Sehingga kita bisa lihat di daerah yang ekonominya berkembang maju, pembangunan berkembang maju, sengketanya juga cukup banyak. Dan kemudian, hal lain juga cukup banyak. Jadi, sebetulnya yang mengindikasikan bahwa daerah itu cepat maju, itu kita lihat saja sengketa tanahnya. Sengketa tanahnya tinggi, pasti pembangunannya cepat gitu, pesat.

Untuk korban mafia tanah, apa yang bisa dilakukan?
Mereka silakan mengadu ke BPN, bisa ke polisi. Kalau di BPN, ini kita sudah atur di Permen No 21 Tahun 2020. Sebetulnya kami juga sudah membuka online, kemudian kami juga sudah bisa menerima pengaduan secara lisan.

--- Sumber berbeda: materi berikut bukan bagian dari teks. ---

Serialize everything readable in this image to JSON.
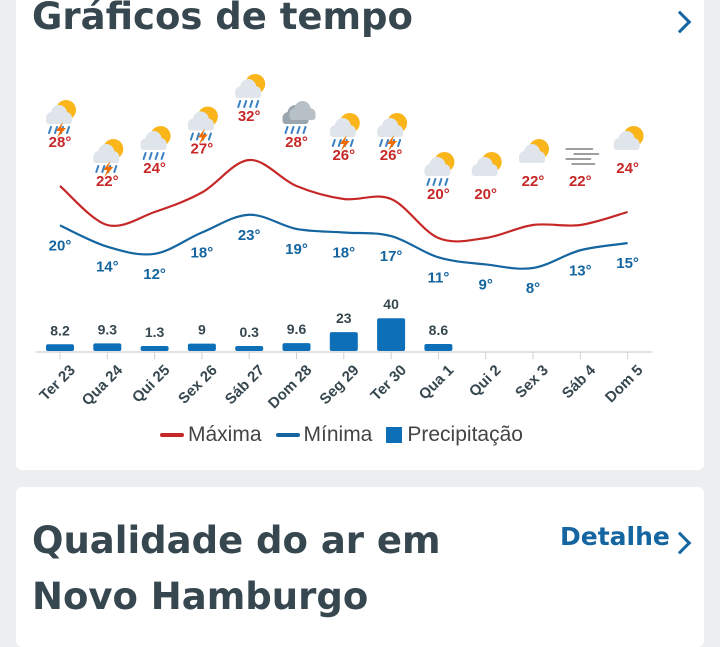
{
  "header": {
    "title": "Gráficos de tempo"
  },
  "air_quality": {
    "title": "Qualidade do ar em Novo Hamburgo",
    "detail_label": "Detalhe"
  },
  "colors": {
    "max": "#c62828",
    "min": "#1565a0",
    "precip": "#0d6fb8",
    "title": "#37474f"
  },
  "chart_data": {
    "type": "line",
    "categories": [
      "Ter 23",
      "Qua 24",
      "Qui 25",
      "Sex 26",
      "Sáb 27",
      "Dom 28",
      "Seg 29",
      "Ter 30",
      "Qua 1",
      "Qui 2",
      "Sex 3",
      "Sáb 4",
      "Dom 5"
    ],
    "icons": [
      "thunderstorm-icon",
      "thunderstorm-icon",
      "rain-icon",
      "thunderstorm-icon",
      "rain-icon",
      "cloudy-rain-icon",
      "thunderstorm-icon",
      "thunderstorm-icon",
      "rain-icon",
      "partly-sunny-icon",
      "partly-sunny-icon",
      "fog-icon",
      "partly-sunny-icon"
    ],
    "series": [
      {
        "name": "Máxima",
        "unit": "°",
        "values": [
          28,
          22,
          24,
          27,
          32,
          28,
          26,
          26,
          20,
          20,
          22,
          22,
          24
        ]
      },
      {
        "name": "Mínima",
        "unit": "°",
        "values": [
          20,
          14,
          12,
          18,
          23,
          19,
          18,
          17,
          11,
          9,
          8,
          13,
          15
        ]
      },
      {
        "name": "Precipitação",
        "type": "bar",
        "values": [
          8.2,
          9.3,
          1.3,
          9,
          0.3,
          9.6,
          23,
          40,
          8.6,
          null,
          null,
          null,
          null
        ]
      }
    ],
    "legend": [
      "Máxima",
      "Mínima",
      "Precipitação"
    ],
    "legend_position": "bottom"
  }
}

Jadi, orangnya datang karena kan enggak semua orang bisa secara tertulis. Jadi, di permen sudah diatur. Kalau di permen sih sudah ideal. Kalau ke polisi, dia lapor, buat berita acara.
Tapi, selain kita atur, harus disiapin juga loketnya nih. Jadi, mereka biasanya langsung datang ke pelayanan. Umumnya mereka juga bisa menyampaikan pengaduannya secara bersurat lewat tata usaha. Itu kalau dia pemilik, ya menyampaikan identitas dirinya dong. KTP-nya, kemudian data dirinya, kemudian dia sampaikan riwayat permasalahannya seperti apa.
Kemudian data yang membuktikan bahwa dia pemiliknya dan bagaimana korbannya. Itu nanti dari sini kan dari pengaduan itu kami pelajari, oh ya ini memang layak proses, datanya sudah di-input. Kemudian, kami gelar awal dulu untuk menentukan, ini lho prosesnya, hal apa yang harus dilakukan. Kami harus explore, lakukan penelitian dan sebagainya.